Though you’d probably rather not have to, go ahead and channel the undoubtedly more awkward kid version of yourself, attempting to wiggle into teenaged transition like it was a pair of secondhand pants too tight around the crotch.
Directed by: Jeffrey Blitz
Starring: Reece Thompson, Anna Kendrick, Nicholas D’Agosto
Rated: R
Showing at: Uptown Theatre, 2906 Hennepin Ave., Minneapolis, (612) 825-6006
Remember when, in a moment’s sliver, you suddenly fell face-first into the erratic complexities of adult human interaction? When your painfully endearing naïvety toward relationships was no longer valid, just a very outward representation of complete and total ineptitude?
If you either refuse or were simply one of those types too stone-cold and sexy-awesome to have endured any such adolescent angst (liar), the impossibly charming coming-of-age account “Rocket Science” will Windex all your most agonizing, but necessary, recollections until they’re crystal clear.
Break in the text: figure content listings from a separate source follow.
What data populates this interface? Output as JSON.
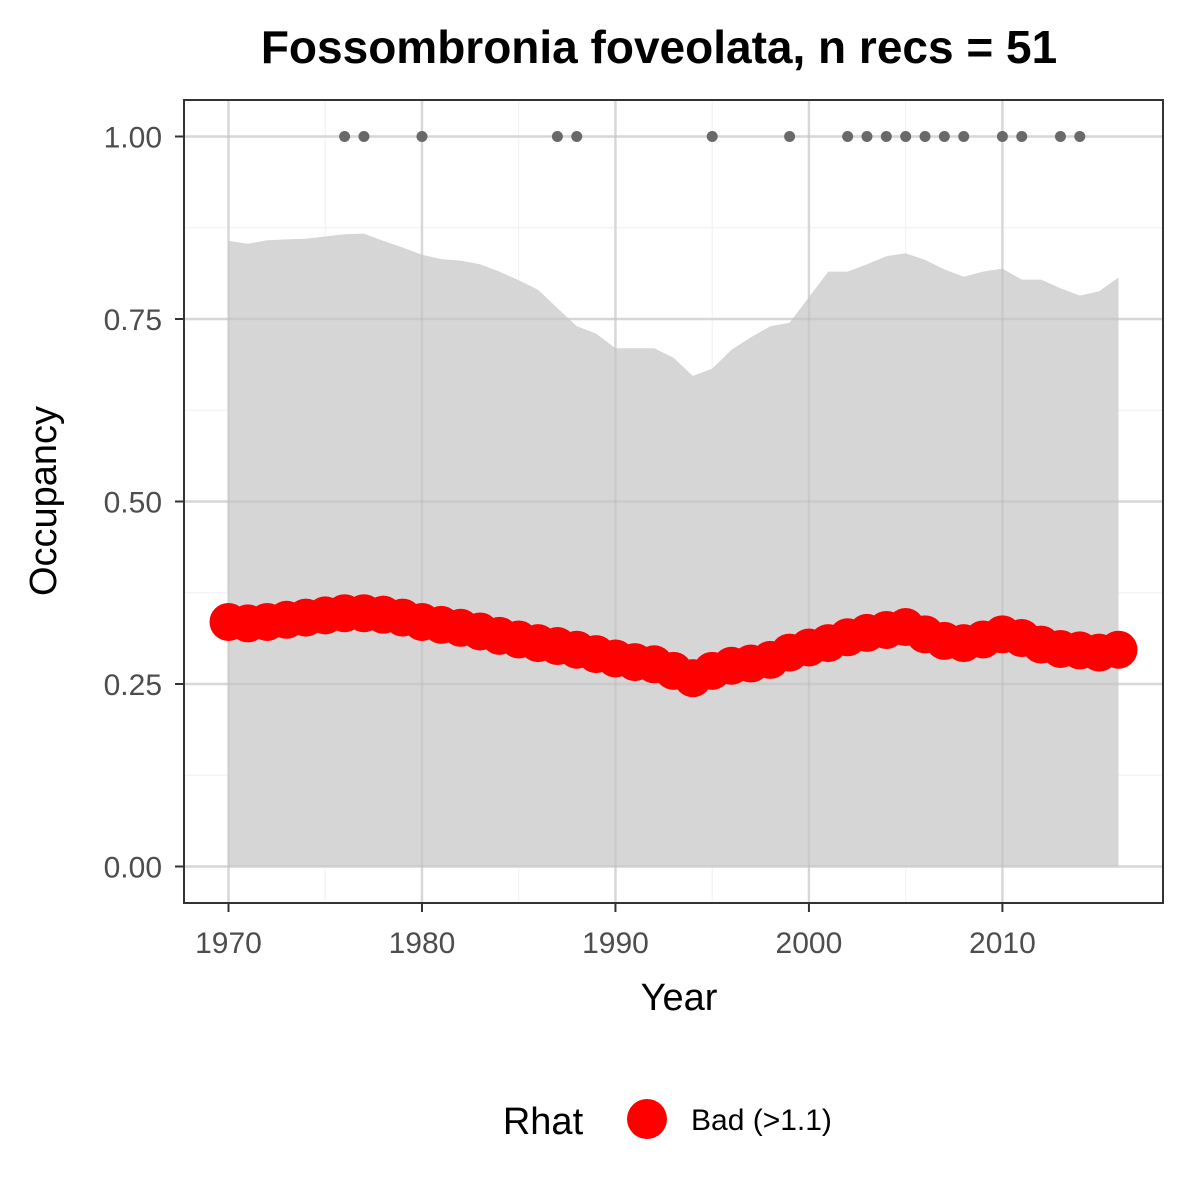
{
  "chart_data": {
    "type": "line",
    "title": "Fossombronia foveolata, n recs = 51",
    "xlabel": "Year",
    "ylabel": "Occupancy",
    "xlim": [
      1967.7,
      2018.3
    ],
    "ylim": [
      -0.05,
      1.05
    ],
    "x_ticks": [
      1970,
      1980,
      1990,
      2000,
      2010
    ],
    "x_tick_labels": [
      "1970",
      "1980",
      "1990",
      "2000",
      "2010"
    ],
    "y_ticks": [
      0,
      0.25,
      0.5,
      0.75,
      1.0
    ],
    "y_tick_labels": [
      "0.00",
      "0.25",
      "0.50",
      "0.75",
      "1.00"
    ],
    "grid": true,
    "x": [
      1970,
      1971,
      1972,
      1973,
      1974,
      1975,
      1976,
      1977,
      1978,
      1979,
      1980,
      1981,
      1982,
      1983,
      1984,
      1985,
      1986,
      1987,
      1988,
      1989,
      1990,
      1991,
      1992,
      1993,
      1994,
      1995,
      1996,
      1997,
      1998,
      1999,
      2000,
      2001,
      2002,
      2003,
      2004,
      2005,
      2006,
      2007,
      2008,
      2009,
      2010,
      2011,
      2012,
      2013,
      2014,
      2015,
      2016
    ],
    "series": [
      {
        "name": "Occupancy",
        "values": [
          0.335,
          0.333,
          0.335,
          0.338,
          0.341,
          0.344,
          0.347,
          0.347,
          0.345,
          0.341,
          0.335,
          0.331,
          0.327,
          0.322,
          0.316,
          0.311,
          0.306,
          0.302,
          0.297,
          0.291,
          0.285,
          0.28,
          0.277,
          0.268,
          0.258,
          0.268,
          0.275,
          0.278,
          0.283,
          0.293,
          0.3,
          0.306,
          0.314,
          0.32,
          0.324,
          0.328,
          0.318,
          0.309,
          0.306,
          0.311,
          0.318,
          0.313,
          0.304,
          0.298,
          0.296,
          0.293,
          0.297
        ],
        "color": "#ff0000"
      }
    ],
    "ribbon": {
      "lower": [
        0.0,
        0.0,
        0.0,
        0.0,
        0.0,
        0.0,
        0.0,
        0.0,
        0.0,
        0.0,
        0.0,
        0.0,
        0.0,
        0.0,
        0.0,
        0.0,
        0.0,
        0.0,
        0.0,
        0.0,
        0.0,
        0.0,
        0.0,
        0.0,
        0.0,
        0.0,
        0.0,
        0.0,
        0.0,
        0.0,
        0.0,
        0.0,
        0.0,
        0.0,
        0.0,
        0.0,
        0.0,
        0.0,
        0.0,
        0.0,
        0.0,
        0.0,
        0.0,
        0.0,
        0.0,
        0.0,
        0.0
      ],
      "upper": [
        0.857,
        0.853,
        0.858,
        0.859,
        0.86,
        0.863,
        0.866,
        0.867,
        0.857,
        0.848,
        0.838,
        0.832,
        0.83,
        0.825,
        0.815,
        0.803,
        0.79,
        0.765,
        0.74,
        0.73,
        0.71,
        0.71,
        0.71,
        0.697,
        0.672,
        0.682,
        0.708,
        0.725,
        0.74,
        0.745,
        0.78,
        0.815,
        0.815,
        0.825,
        0.836,
        0.84,
        0.831,
        0.818,
        0.808,
        0.815,
        0.819,
        0.804,
        0.804,
        0.792,
        0.782,
        0.788,
        0.807
      ],
      "color": "#d6d6d6"
    },
    "record_years": [
      1976,
      1977,
      1980,
      1987,
      1988,
      1995,
      1999,
      2002,
      2003,
      2004,
      2005,
      2006,
      2007,
      2008,
      2010,
      2011,
      2013,
      2014
    ],
    "record_y": 1.0,
    "record_color": "#696969",
    "legend": {
      "title": "Rhat",
      "items": [
        {
          "label": "Bad (>1.1)",
          "color": "#ff0000"
        }
      ],
      "position": "bottom"
    }
  }
}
For that foremost reason, this bright, brainy little-film-that-could deserves plenty of praise. Tastefully, thankfully avoiding “Napoleon Dynamite” territory and nestling among the pubescent-peril humor of “Rushmore” and “Thumbsucker,” “Rocket Science” finally gives that token stuttering kid his two cents.
Shy, mousy Hal Hefner (played with pinpoint accuracy by newcomer Reece Thompson) trudges, stumbles and drifts through a too-big world with hardly a voice of his own. Plagued by an erratic stammer that makes even a trip through the lunch line embarrassing (“pizza” proves pretty hard to request), he’s the type that uses a massive rolling suitcase for a backpack and the janitor’s closet for sanctuary.
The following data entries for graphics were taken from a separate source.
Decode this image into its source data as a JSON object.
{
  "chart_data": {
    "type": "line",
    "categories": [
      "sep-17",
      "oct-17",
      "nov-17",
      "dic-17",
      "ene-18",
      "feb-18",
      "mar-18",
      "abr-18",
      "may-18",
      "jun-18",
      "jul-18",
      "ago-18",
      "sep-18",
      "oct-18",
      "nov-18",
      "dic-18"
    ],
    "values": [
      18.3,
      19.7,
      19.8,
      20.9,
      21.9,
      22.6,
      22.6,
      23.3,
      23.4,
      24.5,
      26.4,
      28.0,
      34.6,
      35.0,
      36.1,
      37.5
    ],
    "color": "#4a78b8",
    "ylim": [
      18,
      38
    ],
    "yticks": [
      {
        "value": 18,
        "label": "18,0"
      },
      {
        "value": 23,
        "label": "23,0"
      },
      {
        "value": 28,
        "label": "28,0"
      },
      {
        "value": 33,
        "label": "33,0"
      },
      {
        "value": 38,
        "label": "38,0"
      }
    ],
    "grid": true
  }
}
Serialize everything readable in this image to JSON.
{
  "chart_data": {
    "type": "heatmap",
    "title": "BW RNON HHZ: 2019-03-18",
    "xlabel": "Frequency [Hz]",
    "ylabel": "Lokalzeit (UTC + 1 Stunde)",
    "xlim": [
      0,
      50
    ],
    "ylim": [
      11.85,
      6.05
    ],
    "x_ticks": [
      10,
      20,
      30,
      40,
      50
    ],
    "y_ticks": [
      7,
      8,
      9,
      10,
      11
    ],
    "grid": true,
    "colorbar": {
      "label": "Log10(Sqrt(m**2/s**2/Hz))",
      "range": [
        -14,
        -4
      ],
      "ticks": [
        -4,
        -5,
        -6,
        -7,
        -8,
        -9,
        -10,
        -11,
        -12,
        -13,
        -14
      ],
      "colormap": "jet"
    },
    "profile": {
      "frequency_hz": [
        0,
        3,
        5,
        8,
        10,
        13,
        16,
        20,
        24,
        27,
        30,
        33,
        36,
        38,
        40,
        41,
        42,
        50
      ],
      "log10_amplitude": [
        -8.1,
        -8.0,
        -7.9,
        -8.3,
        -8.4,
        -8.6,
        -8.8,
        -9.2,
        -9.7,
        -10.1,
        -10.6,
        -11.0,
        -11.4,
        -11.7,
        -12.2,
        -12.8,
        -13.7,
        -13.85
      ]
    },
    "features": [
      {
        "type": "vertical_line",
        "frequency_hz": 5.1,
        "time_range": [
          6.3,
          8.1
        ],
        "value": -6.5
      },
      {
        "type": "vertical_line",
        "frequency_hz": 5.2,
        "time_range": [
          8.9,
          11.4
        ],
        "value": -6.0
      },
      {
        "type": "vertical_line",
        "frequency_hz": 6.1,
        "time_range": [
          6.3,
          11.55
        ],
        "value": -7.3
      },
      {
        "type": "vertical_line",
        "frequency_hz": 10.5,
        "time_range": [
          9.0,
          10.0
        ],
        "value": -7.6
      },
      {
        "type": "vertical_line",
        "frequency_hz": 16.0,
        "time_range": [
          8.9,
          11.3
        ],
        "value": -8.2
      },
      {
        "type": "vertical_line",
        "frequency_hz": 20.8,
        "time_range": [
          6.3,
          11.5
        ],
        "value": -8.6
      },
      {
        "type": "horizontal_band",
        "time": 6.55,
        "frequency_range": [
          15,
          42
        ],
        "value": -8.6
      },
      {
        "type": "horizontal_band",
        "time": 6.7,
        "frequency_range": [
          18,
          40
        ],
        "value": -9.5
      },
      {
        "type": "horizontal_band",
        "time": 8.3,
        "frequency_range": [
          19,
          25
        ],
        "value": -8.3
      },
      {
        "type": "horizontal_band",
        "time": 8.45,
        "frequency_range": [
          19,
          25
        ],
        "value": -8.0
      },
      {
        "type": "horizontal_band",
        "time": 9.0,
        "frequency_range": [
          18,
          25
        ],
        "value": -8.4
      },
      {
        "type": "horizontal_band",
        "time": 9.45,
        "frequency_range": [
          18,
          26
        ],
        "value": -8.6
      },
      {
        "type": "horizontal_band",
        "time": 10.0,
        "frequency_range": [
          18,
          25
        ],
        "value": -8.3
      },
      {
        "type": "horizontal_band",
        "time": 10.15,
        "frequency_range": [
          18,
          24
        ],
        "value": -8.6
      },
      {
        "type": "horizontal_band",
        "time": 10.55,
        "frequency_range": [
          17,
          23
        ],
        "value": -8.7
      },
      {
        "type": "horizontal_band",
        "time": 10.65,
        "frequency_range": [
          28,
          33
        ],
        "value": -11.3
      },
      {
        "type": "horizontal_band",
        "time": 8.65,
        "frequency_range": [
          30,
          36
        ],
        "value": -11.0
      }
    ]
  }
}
Among the other daily humiliations to disembowel his self-esteem include a ridiculous speech pathology class centered around Lamaze-like breathing exercises; and his greasy, Pete Doherty-resembling older brother Earl (Vincent Piazza), who insists on calling Hal by one of many emasculating girls’ names and threatens to “reach into yer eyes and tear outcho’ pancreas!” Even worse, he’s stuck in Plainsboro, New Jersey.
Rewind to last year, when star student Ben Wekselbaum (Nicholas D’Agosto) was poised to reign over state debate championships with an iron idiom. While firing off a barrage of vocabullets on agricultural policy, Ben inexplicably stopped midspiel, his throat-frog costing him and his partner the winning trophy.
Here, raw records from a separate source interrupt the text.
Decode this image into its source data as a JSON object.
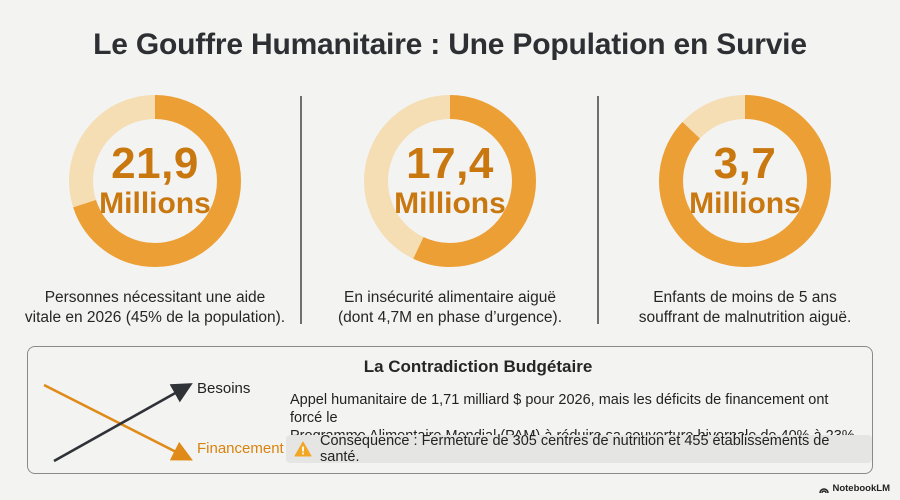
{
  "title": "Le Gouffre Humanitaire : Une Population en Survie",
  "colors": {
    "ring_track": "#f5ddb4",
    "ring_fill": "#ec9f35",
    "accent_text": "#c9770f",
    "financement": "#d9830f"
  },
  "stats": [
    {
      "value": "21,9",
      "unit": "Millions",
      "caption_line1": "Personnes nécessitant une aide",
      "caption_line2": "vitale en 2026 (45% de la population).",
      "fill_fraction": 0.7
    },
    {
      "value": "17,4",
      "unit": "Millions",
      "caption_line1": "En insécurité alimentaire aiguë",
      "caption_line2": "(dont 4,7M en phase d’urgence).",
      "fill_fraction": 0.57
    },
    {
      "value": "3,7",
      "unit": "Millions",
      "caption_line1": "Enfants de moins de 5 ans",
      "caption_line2": "souffrant de malnutrition aiguë.",
      "fill_fraction": 0.87
    }
  ],
  "budget": {
    "title": "La Contradiction Budgétaire",
    "besoins_label": "Besoins",
    "financement_label": "Financement",
    "text_line1": "Appel humanitaire de 1,71 milliard $ pour 2026, mais les déficits de financement ont forcé le",
    "text_line2": "Programme Alimentaire Mondial (PAM) à réduire sa couverture hivernale de 40% à 23%.",
    "consequence": "Conséquence : Fermeture de 305 centres de nutrition et 455 établissements de santé.",
    "warning_icon": "warning-icon"
  },
  "brand": "NotebookLM"
}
That would be the still-sour Ginny Ryerson (Anna Kendrick), a freakishly articulate beauty with an all-business thirst for blood, determined not to replicate her devastating defeat. Word-barren Hal, she hopes, will somehow mold into an ideal secret weapon, and proceeds to will the hopelessly smitten stutterer under her wing and onto the squad.
Though helped by a razor-sharp, non sequitur-laden script, “Rocket Science” shines because it refuses easy categorization (and never gets too sickeningly quirky to stomach). A color-by-numbers, competitive-teen flick would of course promise Hal the conquering of his impediment and the capturing of Ginny’s heart, happily ever after.
Instead, director Jeffrey Blitz develops a few late detours to protect his story from dooming clichés, forcing Hal to drastically re-evaluate his desires. And rightfully so, too – our formative years would be fictitious were they not messy, unfair and sometimes downright miserable.
Life is like a back-and-forth debate in that there never seems to be an obvious answer. More often than not, however, you’re not even given a precise argument to wield, just unplanned means of raw, clumsy communication.
Though its protagonist seems perpetually tongue-tied, the refreshingly exact “Rocket Science” has no problem finding its voice: an eloquent, amusing reflection on the tiny significant wisdoms that can surface from, and ultimately dissolve, all those familiar youthful woes.